I'm reading Martin Liebek's book, and he gives a construction of $\sqrt{n}$ as the side length of a triangle, but leaves the verification as an exercise. It's a bit difficult to describe the picture in full without drawing it, but the construction is:
- We have a circle with diameter $AB$, with $D$ being a point between $A$ and $B$.
- The point $C$ is located on the circle directly above the point $D$.
- $D$ is chosen so that $AD = n$ and $DB = 1$.
- The triangles $ACD$, $BCD$, and $ABC$ are right triangles.

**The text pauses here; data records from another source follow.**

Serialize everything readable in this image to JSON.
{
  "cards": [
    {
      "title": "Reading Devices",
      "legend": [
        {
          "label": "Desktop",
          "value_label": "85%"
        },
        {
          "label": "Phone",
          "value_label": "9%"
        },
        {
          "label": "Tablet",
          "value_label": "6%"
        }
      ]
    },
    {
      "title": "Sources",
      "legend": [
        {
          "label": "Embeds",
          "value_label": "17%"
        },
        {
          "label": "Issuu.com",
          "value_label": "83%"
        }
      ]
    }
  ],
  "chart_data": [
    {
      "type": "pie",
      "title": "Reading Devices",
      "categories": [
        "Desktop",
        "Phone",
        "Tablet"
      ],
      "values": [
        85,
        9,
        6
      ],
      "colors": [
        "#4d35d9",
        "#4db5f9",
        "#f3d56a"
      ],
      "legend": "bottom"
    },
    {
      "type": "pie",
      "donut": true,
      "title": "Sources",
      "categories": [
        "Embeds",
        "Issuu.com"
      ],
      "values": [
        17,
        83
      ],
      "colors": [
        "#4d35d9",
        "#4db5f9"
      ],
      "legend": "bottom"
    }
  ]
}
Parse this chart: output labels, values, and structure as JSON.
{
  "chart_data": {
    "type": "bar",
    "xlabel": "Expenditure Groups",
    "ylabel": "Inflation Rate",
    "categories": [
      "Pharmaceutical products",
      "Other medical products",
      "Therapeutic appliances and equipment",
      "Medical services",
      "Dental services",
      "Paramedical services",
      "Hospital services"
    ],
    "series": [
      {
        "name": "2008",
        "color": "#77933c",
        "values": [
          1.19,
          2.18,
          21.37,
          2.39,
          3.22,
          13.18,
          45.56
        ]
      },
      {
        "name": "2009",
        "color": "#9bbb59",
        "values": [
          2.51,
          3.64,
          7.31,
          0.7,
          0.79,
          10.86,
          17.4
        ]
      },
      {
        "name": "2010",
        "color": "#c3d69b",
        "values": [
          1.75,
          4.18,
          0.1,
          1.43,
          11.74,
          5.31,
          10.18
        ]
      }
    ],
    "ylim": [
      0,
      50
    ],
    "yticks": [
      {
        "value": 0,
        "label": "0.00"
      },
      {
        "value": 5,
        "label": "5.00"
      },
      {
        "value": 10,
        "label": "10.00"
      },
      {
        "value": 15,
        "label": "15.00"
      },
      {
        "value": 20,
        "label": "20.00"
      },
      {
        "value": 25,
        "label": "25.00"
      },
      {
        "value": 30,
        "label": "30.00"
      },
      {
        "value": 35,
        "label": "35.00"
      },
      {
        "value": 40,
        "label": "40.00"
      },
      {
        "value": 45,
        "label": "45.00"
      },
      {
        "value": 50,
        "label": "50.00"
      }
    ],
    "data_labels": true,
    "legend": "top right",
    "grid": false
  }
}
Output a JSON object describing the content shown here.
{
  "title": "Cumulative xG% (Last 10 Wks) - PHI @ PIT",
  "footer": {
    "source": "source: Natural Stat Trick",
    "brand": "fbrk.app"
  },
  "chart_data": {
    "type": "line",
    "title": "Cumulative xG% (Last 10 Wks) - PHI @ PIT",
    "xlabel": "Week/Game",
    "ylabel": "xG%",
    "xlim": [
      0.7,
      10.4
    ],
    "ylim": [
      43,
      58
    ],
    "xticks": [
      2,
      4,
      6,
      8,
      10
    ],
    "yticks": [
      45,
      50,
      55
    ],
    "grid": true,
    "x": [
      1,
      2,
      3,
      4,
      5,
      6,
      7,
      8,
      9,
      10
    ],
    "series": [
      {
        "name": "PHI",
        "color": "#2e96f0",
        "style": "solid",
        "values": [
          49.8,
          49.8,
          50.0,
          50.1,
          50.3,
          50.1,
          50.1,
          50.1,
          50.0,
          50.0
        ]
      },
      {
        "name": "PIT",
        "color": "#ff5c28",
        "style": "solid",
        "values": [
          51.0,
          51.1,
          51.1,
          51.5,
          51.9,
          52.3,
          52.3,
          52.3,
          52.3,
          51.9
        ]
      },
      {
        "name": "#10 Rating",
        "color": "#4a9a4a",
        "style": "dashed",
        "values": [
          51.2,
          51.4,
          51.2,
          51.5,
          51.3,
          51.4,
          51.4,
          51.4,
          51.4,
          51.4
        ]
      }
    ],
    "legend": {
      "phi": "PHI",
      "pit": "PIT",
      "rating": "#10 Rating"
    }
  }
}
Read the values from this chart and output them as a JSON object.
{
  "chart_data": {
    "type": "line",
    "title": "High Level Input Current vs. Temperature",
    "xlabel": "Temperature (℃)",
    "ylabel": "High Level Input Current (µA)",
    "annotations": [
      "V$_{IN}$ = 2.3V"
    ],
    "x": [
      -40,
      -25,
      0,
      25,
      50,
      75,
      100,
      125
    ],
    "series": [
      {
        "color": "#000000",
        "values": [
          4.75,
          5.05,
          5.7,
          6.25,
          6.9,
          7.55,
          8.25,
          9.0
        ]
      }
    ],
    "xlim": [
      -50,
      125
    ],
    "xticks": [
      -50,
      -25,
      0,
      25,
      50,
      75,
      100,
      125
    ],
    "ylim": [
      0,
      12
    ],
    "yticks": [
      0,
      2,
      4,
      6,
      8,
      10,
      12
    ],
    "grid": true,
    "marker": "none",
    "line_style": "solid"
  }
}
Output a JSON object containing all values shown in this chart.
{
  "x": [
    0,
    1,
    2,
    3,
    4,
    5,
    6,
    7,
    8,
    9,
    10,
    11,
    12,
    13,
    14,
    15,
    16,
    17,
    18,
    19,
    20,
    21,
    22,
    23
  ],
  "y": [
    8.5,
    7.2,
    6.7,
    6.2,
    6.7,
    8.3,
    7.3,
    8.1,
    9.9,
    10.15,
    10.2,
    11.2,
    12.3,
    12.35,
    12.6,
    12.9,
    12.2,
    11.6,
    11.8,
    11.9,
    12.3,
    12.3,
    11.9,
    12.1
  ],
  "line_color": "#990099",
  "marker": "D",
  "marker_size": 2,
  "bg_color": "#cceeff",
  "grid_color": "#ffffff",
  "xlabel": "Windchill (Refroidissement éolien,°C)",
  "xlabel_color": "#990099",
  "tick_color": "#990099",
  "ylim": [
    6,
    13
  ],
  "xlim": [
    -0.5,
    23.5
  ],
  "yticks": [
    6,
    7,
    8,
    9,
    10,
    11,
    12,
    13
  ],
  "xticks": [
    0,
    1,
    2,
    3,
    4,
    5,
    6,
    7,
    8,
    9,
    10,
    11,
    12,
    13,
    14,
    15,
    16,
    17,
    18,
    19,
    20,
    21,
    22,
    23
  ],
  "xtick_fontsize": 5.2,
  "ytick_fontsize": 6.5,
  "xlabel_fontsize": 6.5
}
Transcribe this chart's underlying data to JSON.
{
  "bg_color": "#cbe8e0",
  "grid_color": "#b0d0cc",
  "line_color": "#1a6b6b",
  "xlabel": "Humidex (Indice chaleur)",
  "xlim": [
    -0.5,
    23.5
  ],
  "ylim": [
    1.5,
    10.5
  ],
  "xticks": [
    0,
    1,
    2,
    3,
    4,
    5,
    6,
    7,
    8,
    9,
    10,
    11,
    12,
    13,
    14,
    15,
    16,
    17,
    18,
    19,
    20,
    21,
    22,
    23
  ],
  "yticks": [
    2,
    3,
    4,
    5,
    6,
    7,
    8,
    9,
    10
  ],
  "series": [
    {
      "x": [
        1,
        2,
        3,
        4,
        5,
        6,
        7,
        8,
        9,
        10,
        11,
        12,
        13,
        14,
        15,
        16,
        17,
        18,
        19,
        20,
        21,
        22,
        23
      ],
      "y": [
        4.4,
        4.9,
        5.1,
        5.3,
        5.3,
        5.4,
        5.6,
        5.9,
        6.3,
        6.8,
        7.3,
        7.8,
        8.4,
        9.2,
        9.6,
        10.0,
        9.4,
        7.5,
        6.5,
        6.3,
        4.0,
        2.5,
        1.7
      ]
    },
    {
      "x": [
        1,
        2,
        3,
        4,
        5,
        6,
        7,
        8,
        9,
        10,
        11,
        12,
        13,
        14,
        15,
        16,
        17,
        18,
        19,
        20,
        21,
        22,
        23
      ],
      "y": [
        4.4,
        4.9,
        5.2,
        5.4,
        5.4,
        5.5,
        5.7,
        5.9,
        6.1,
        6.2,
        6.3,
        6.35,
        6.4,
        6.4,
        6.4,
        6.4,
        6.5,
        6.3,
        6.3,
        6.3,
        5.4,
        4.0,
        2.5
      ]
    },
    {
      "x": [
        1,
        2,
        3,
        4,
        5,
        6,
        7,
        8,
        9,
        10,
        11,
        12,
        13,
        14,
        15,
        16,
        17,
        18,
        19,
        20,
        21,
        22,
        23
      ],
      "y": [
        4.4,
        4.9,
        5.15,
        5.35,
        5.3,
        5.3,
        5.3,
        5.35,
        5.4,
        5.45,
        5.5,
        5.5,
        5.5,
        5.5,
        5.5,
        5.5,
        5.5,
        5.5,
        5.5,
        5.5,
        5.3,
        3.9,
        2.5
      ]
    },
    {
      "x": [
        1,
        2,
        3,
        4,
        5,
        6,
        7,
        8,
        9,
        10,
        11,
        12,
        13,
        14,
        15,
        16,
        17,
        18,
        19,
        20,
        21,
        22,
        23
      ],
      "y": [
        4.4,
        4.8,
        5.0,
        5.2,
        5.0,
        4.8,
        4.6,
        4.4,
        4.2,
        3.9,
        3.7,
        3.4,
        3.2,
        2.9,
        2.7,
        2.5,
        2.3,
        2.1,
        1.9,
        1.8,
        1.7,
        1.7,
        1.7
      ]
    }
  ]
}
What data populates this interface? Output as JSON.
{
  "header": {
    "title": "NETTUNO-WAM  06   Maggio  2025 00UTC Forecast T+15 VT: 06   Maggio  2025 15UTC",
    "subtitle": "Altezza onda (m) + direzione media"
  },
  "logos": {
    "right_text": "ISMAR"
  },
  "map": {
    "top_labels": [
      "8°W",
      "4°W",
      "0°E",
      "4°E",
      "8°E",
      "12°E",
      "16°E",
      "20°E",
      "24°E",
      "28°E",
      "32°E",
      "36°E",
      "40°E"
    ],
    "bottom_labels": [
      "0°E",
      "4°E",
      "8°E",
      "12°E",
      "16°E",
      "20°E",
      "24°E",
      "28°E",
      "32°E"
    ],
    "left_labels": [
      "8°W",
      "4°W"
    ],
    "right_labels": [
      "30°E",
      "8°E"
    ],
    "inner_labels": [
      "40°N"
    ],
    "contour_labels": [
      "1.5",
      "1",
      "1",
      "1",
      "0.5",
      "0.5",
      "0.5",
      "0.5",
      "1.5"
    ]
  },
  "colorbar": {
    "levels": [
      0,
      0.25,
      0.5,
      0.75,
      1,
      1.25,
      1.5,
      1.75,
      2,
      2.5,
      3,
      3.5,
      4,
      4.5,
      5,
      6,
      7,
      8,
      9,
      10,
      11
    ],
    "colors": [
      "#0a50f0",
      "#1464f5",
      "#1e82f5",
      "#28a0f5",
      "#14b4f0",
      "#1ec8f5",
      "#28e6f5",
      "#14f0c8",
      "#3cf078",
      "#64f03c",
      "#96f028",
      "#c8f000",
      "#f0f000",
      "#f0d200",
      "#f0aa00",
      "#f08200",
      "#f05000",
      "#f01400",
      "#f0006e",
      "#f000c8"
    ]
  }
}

The goal is to solve for side $CD$, which he claims is equal to $\sqrt{n}$. From the picture, it isn't immediately clear to me that $ACD$ is a right triangle, so I assume this is an assumption baked into the problem, and there isn't a way to "prove" this is the case. I'll try to apply the Pythagorean theorem to each triangle:
\begin{align*} (AD)^2 + (CD)^2 &= (AC)^2 \\ (DB)^2 + (CD)^2 &= (CB)^2 \\ (AC)^2 + (CB)^2 &= (AB)^2 \end{align*} This is a system of three equations in three unknowns, so it should be solvable, but I'm struggling with the verification. To make things a bit simpler, I'll replace $AD$ with $n$, $DB$ with $1$, $AB$ with $n+1$, and define \begin{align*} a &= (CD)^2 \\ b &= (AC)^2 \\ c &= (CB)^2, \end{align*} so the system becomes \begin{align*} n^2 + a^2 &= b^2 \\ 1 + a^2 &= c^2 \\ b^2 + c^2 &= (n+1)^2. \end{align*} We substitute $n^2 + a^2$ for $b^2$ in equation (3): $$ n^2 + a^2 + c^2 = (n+1)^2 = n^2 + 2n + 1, $$ so, cancelling $n^2$, we get $$ a^2 + c^2 = 2n + 1. $$ We substitute $1 + a^2$ for $c^2$, and cancel a $1$ to get $$ 2a^2 = 2n, $$ so $a^2 = n$, so $a = \sqrt{n}$. That is, $CD = \sqrt{n}$.
How does this proof look?
You did a nice proof by applying Pythagorean Theorem. And an alternative solution by using similarity between triangles is
$\angle ACB=90^{\circ}$ (angle in semicircle)
$\angle CDA=\angle CDB=90^{\circ}$
$\angle A=\angle BCD$
$\angle ACD=\angle B$
$\triangle CAD \sim \triangle BCD$ (AAA Similarity Theorem)
$\frac{AD}{CD}=\frac{CD}{BD}$
$\frac{n}{CD}=\frac{CD}{1}$
$CD=\sqrt n$